It is common for a cable to include elements (e.g., subunits) that can be extracted from the cable. Typically, these elements extend side-by-side within the cable (e.g., substantially in parallel within a central cavity defined by the cable's inside wall). Generally, the elements are freely positioned within the cable so that an operator can extract them easily from the cable. In other words, the elements can freely move within the cable's central cavity.
Such cable designs are commonly used for optical-fiber telecommunications networks. By way of example, an optical-fiber cable may include elements (e.g., optical modules or buffer tubes) that are designed to be extracted from the cable in order to serve different buildings. For this purpose, an operator may create an opening in the cable to extract one or more modules that are then taken to a building that is to be served. Other modules can remain within the cable to be extracted (e.g., available to serve another building).
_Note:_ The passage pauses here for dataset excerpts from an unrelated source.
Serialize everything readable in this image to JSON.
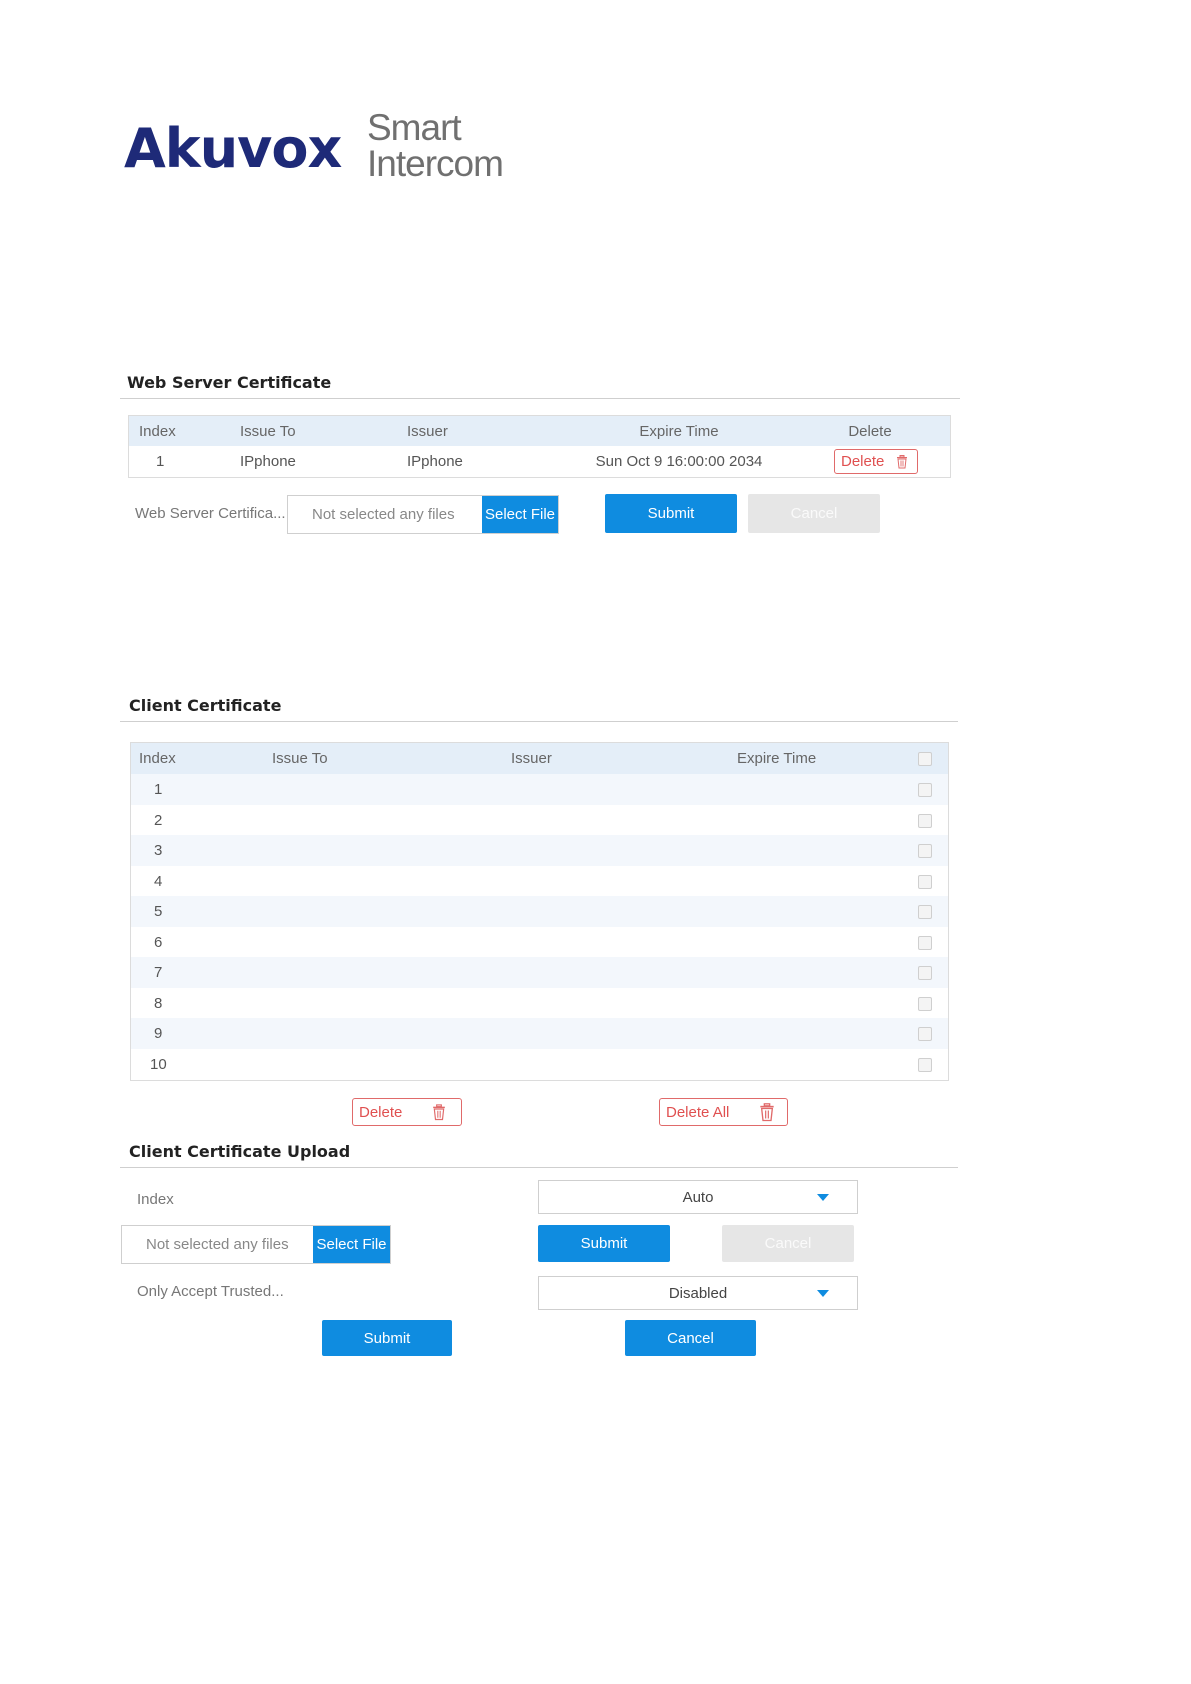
{
  "logo": {
    "brand": "Akuvox",
    "line1": "Smart",
    "line2": "Intercom"
  },
  "web_server": {
    "title": "Web Server Certificate",
    "columns": [
      "Index",
      "Issue To",
      "Issuer",
      "Expire Time",
      "Delete"
    ],
    "row": {
      "index": "1",
      "issue_to": "IPphone",
      "issuer": "IPphone",
      "expire": "Sun Oct 9 16:00:00 2034",
      "delete_label": "Delete"
    },
    "upload_label": "Web Server Certifica...",
    "file_placeholder": "Not selected any files",
    "select_file": "Select File",
    "submit": "Submit",
    "cancel": "Cancel"
  },
  "client": {
    "title": "Client Certificate",
    "columns": [
      "Index",
      "Issue To",
      "Issuer",
      "Expire Time"
    ],
    "rows": [
      "1",
      "2",
      "3",
      "4",
      "5",
      "6",
      "7",
      "8",
      "9",
      "10"
    ],
    "delete": "Delete",
    "delete_all": "Delete All"
  },
  "upload": {
    "title": "Client Certificate Upload",
    "index_label": "Index",
    "index_value": "Auto",
    "file_placeholder": "Not selected any files",
    "select_file": "Select File",
    "submit": "Submit",
    "cancel": "Cancel",
    "trusted_label": "Only Accept Trusted...",
    "trusted_value": "Disabled",
    "submit2": "Submit",
    "cancel2": "Cancel"
  },
  "colors": {
    "accent": "#0f8ce0",
    "danger": "#e05050",
    "header_bg": "#e4eef8",
    "brand": "#1e2a78"
  }
}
Such optical-fiber cables typically have an outer sheath that defines a central cavity in which optical-fiber modules may extend. Each module typically includes one or more optical fibers, usually between one and twelve optical fibers, wrapped together within the center of the module. The outer sheath is typically made of a polymer (e.g., polyethylene). The outer sheath may also include reinforcements (e.g., strength members) extending longitudinally along the axis of the cable. Such reinforcements may serve to stiffen the structure to prevent the cable from deforming excessively under the effects of temperature or an external force (e.g., from traction or compression).
When an operator in the field seeks to extract a length of an element (e.g., a module) from the cable, the length of an element that can be extracted is limited by several factors. By way of example, the packing ratio of the elements in the cable may limit the length of a module that can be extracted. The packing ratio is defined as the ratio of the sum of the cross-sectional areas of all of the elements divided by the cross-sectional area of the cavity. Other factors that can affect the length of an element that can be extracted include the coefficient of friction between two elements and the coefficient of friction between an element and the wall of the cable cavity.
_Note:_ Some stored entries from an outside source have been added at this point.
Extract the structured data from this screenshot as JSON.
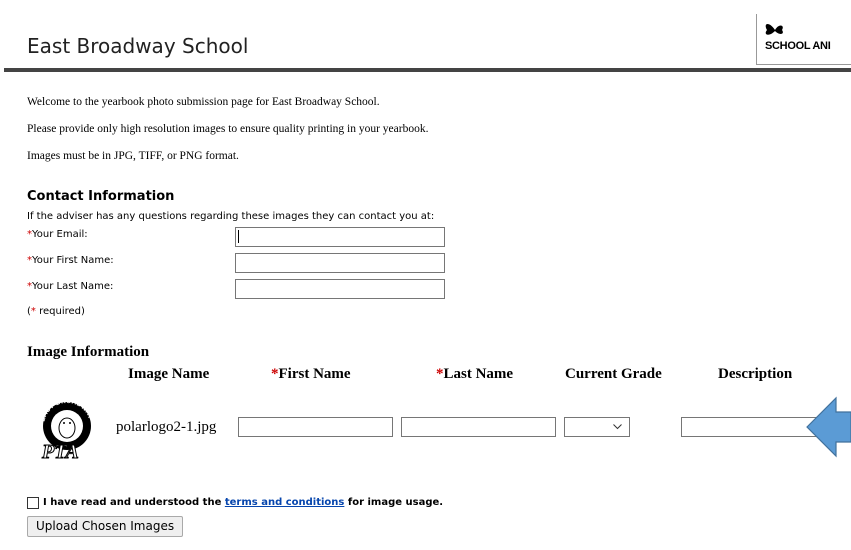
{
  "header": {
    "title": "East Broadway School",
    "logo_text": "SCHOOL ANI"
  },
  "intro": {
    "line1": "Welcome to the yearbook photo submission page for East Broadway School.",
    "line2": "Please provide only high resolution images to ensure quality printing in your yearbook.",
    "line3": "Images must be in JPG, TIFF, or PNG format."
  },
  "contact": {
    "heading": "Contact Information",
    "subtext": "If the adviser has any questions regarding these images they can contact you at:",
    "required_mark": "*",
    "email_label": "Your Email:",
    "first_name_label": "Your First Name:",
    "last_name_label": "Your Last Name:",
    "email_value": "",
    "first_name_value": "",
    "last_name_value": "",
    "required_note_open": "(",
    "required_note_close": " required)"
  },
  "image_info": {
    "heading": "Image Information",
    "columns": {
      "image_name": "Image Name",
      "first_name": "First Name",
      "last_name": "Last Name",
      "current_grade": "Current Grade",
      "description": "Description"
    },
    "rows": [
      {
        "filename": "polarlogo2-1.jpg",
        "first_name": "",
        "last_name": "",
        "grade": "",
        "description": ""
      }
    ],
    "thumbnail_text": {
      "top": "EAST BROADWAY",
      "bottom": "PTA"
    }
  },
  "terms": {
    "prefix": "I have read and understood the ",
    "link": "terms and conditions",
    "suffix": " for image usage.",
    "checked": false
  },
  "upload_button": "Upload Chosen Images",
  "colors": {
    "required": "#cc0000",
    "link": "#0645ad",
    "arrow": "#5b9bd5",
    "arrow_border": "#41719c",
    "header_rule": "#444444"
  }
}
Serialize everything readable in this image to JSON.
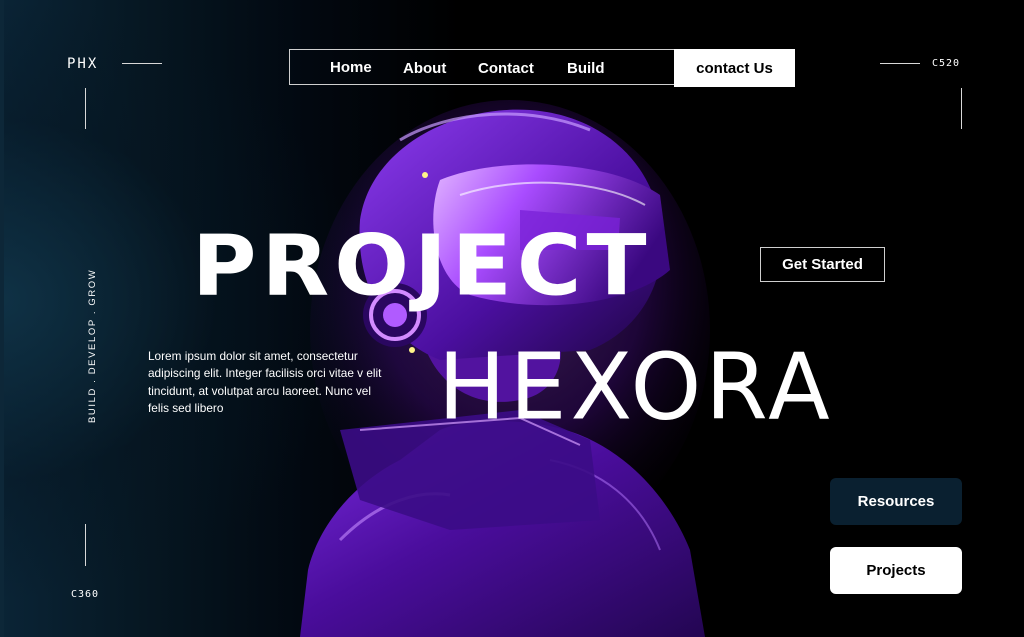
{
  "brand": {
    "logo": "PHX",
    "code_top_right": "C520",
    "code_bottom_left": "C360"
  },
  "nav": {
    "links": [
      "Home",
      "About",
      "Contact",
      "Build"
    ],
    "cta_label": "contact Us"
  },
  "hero": {
    "title_line1": "PROJECT",
    "title_line2": "HEXORA",
    "tagline_vertical": "BUILD . DEVELOP . GROW",
    "description": "Lorem ipsum dolor sit amet, consectetur adipiscing elit. Integer facilisis orci vitae v elit tincidunt, at volutpat arcu laoreet. Nunc vel felis sed libero",
    "get_started_label": "Get Started"
  },
  "actions": {
    "resources_label": "Resources",
    "projects_label": "Projects"
  },
  "image": {
    "subject": "purple-vr-headset-figure"
  },
  "colors": {
    "accent_purple": "#9b34ff",
    "dark_button": "#0a2030",
    "background": "#000000"
  }
}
By way of example, commonly owned European Patent Application Publication No. EP 1921478 A1, which is hereby incorporated by reference in its entirety, discloses a cable including modules and having a maximum packing ratio of 0.7, with the ratio preferably lying in the range of 0.3 to 0.35. The cable includes a solid lubricant (e.g., talc) placed within the cavity to reduce the coefficient of friction between two modules and the coefficient of friction between a module and the wall of the cavity. In the absence of a solid lubricant, the coefficient of friction between the modules (e.g., made of polyester based on thermoplastic elastomers or plasticized PVC) and the inner wall of the cable was high.
Nevertheless, the cable described in European Patent Application Publication No. EP 1921478 A1 has several drawbacks. For example, it requires a large amount of solid lubricant in the cavity to ensure that lubricant is present at all places between two modules. Furthermore, although the length of module that can be extracted may reach 30 meters (m), which is sufficient to enable a cable to be installed in an external duct such as a sewer, such a length is not sufficient for all kinds of applications.
Proposals have also been made to use materials such as polyester or polyamide for the modules in order to reduce their respective coefficients of friction relative to the cable. Thus, if a solid lubricant is provided in insufficient quantities or distributed with insufficient uniformity in the cavity containing the modules, the absence of solid lubricant can be at least partially mitigated so as to retain an acceptable extraction length.
The foregoing notwithstanding, prior cable designs do not allow modules to be extracted from a cable at a sufficient length for all applications (e.g., a branch connection). Indeed, prior solutions do not enable extraction lengths of more than about 30 meters, because the extraction force required becomes too great and often leads to the extracted element being damaged or broken. Accordingly, a need exists for cable designs that better facilitate module extraction.